When I start sneezing, I tell my wife it must be allergies. I am, as a matter of fact, allergic to several kinds of pollen, cat fur, animal dander, instant polenta, juices that advertise that they are gluten-free, people who use the word hopefully the wrong way, joking television meteorologists and doing dishes on Tuesday nights.

When I start coughing, I tell my wife that it just must be something that got caught in my throat, like a baseball, and I’ll be fine as long as spring training starts soon.

If I have a fever, I tell my wife that the house must be too warm, I should never wear flannel underwear and we shouldn’t be living in Florida even if we are not living in Florida.
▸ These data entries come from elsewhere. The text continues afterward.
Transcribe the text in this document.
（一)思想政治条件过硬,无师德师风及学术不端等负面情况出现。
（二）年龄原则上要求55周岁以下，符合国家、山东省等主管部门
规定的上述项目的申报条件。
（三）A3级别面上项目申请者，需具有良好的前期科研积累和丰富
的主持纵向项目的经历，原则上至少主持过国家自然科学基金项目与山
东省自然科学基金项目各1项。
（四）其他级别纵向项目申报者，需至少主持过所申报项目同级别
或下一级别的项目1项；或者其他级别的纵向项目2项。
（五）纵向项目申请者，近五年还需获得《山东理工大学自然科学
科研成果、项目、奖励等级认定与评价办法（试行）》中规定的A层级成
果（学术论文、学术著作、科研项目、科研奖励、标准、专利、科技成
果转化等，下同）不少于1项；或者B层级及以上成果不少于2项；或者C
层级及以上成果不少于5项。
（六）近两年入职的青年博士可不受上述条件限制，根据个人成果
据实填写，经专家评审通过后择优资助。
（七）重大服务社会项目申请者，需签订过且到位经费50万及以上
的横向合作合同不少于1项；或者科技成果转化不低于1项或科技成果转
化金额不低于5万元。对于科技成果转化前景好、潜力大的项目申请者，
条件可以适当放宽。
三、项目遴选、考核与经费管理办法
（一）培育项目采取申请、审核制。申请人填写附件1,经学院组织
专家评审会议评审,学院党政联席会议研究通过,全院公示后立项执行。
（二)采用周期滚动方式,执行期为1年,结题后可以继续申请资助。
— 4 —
Ultimately, though, I reluctantly acknowledge that I probably have a cold. (This has happened even though I know I have taken reasonable precautions, such as frequent hand-washing, waving a garlicked chicken around my head and making fun of all those other people who have gotten sick before me.)

I refuse, however, to acknowledge that I need to do something about it.

I continue life as before, although with much more complaining. I go out in the freezing cold and the torrential rain, in my flannels, to see if the mail has arrived, even though it’s only 9 o’clock in the morning and it’s Sunday.

My wife wants me to go to the doctor. I point out that I’m too sick to go. And, I add, the only thing the doctor’s office is going to do is force me to read old US magazine Kardashian stories in the waiting room and then confirm that yes, indeed, I have a cold and that with treatment, it should take a week to get better but without treatment it would take around seven days.

This goes on for a couple of weeks. I get better, I get worse, I get many people annoyed at me and I run out of tissues.

I finally decide I’ll go to the doctor. By the time I get an appointment and go, of course, I’m not sick anymore. I told you, I never get sick.